The court’s Republican appointees came to the case skeptical of the Chevron doctrine. They fretted about the “administrative state” and argued that unelected federal officials should not be afforded powers typically reserved for lawmakers.

“Chevron is overruled,” Chief Justice John G. Roberts Jr. wrote Friday for the majority. “Courts must exercise their independent judgment in deciding whether an agency has acted within its statutory authority.” Judges “may not defer to an agency interpretation of the law simply because a statute is ambiguous,” he added.

In dissent, Justice Elena Kagan said the Chevron rule was crucial “in supporting regulatory efforts of all kinds — to name a few, keeping air and water clean, food and drugs safe, and financial markets honest. And the rule is right,” she said. It now “falls victim to a bald assertion of judicial authority. The majority disdains restraint, and grasps for power.” Justices Sonia Sotomayor and Ketanji Brown Jackson agreed.

Senate Majority Leader Charles E. Schumer (D-N.Y.) voiced outrage. “In overruling Chevron, the Trump MAGA Supreme Court has once again sided with powerful special interests and giant corporations against the middle class and American families. Their headlong rush to overturn 40 years of precedent and impose their own radical views is appalling.”

Experts said the impact of the ruling may not be clear for some time.

Washington attorney Varu Chilakamarri said the ruling means “industry’s interpretation of the law will be viewed as just as valid as the agency’s. It will be some time before we see the effects of this decision on the lawmaking process, but going forward, agency action will be under even greater scrutiny and there will likely be more opportunities for the regulated community to challenge agency rules and adjudications.”
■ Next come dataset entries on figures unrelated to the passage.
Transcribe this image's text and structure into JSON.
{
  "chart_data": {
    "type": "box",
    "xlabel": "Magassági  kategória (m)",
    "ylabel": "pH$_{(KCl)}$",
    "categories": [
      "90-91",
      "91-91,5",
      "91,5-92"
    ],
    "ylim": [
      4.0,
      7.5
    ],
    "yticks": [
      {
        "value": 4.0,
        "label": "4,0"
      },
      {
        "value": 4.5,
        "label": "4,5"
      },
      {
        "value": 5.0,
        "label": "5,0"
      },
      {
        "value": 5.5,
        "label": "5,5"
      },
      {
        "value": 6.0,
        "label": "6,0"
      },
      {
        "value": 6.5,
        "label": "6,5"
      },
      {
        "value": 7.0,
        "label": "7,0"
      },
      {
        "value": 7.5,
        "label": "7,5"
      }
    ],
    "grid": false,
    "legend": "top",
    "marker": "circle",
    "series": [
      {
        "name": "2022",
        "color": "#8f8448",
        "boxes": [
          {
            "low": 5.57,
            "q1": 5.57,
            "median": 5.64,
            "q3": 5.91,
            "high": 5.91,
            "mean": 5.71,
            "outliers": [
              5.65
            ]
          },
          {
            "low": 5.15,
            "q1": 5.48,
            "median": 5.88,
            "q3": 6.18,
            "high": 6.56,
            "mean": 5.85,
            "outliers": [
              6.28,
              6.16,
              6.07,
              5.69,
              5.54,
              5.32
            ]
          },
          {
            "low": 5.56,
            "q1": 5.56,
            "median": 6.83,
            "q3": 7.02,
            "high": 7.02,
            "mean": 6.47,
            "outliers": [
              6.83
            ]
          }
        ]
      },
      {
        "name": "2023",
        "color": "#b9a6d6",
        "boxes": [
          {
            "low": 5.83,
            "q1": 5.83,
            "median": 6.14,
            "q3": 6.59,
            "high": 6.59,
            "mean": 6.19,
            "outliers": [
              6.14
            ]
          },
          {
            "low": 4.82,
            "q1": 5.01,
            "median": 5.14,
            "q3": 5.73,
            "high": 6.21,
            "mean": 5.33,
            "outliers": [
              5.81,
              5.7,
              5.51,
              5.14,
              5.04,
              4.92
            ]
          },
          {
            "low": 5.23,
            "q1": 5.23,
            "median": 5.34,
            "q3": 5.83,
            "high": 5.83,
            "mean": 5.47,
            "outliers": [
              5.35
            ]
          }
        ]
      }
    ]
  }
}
In decades past, the Chevron doctrine was supported by prominent conservatives, including the late Justice Antonin Scalia. In the 1980s, he believed it was better to entrust decisions about regulations to agency officials who worked for the president rather than to unelected judges. He was also reflecting an era when Republicans, from Richard Nixon and Gerald Ford to Ronald Reagan and George H.W. Bush, controlled the White House.

But since the 1990s, when Democrat Bill Clinton was president, conservatives have increasingly complained that judges were rubber-stamping new federal regulations.

Business lawyers went in search of an attractive case to challenge the Chevron doctrine, and they found it in the plight of four family-owned fishing boats in New Jersey.

Their case began with a 1976 law that seeks to conserve the stocks of fish. A regulation adopted by the National Marine Fishery Service in 2020 would have required some herring boats to not only carry a federal monitor on board, but also pay the salary of the monitor. Doing so was predicted to cost more than $700 a day, or about 20% of what the fishing boats earned on average.

The regulation had not taken effect, but it was upheld by a federal judge and the D.C. Circuit Court’s appellate judges who deferred to the agency’s interpretation of the law.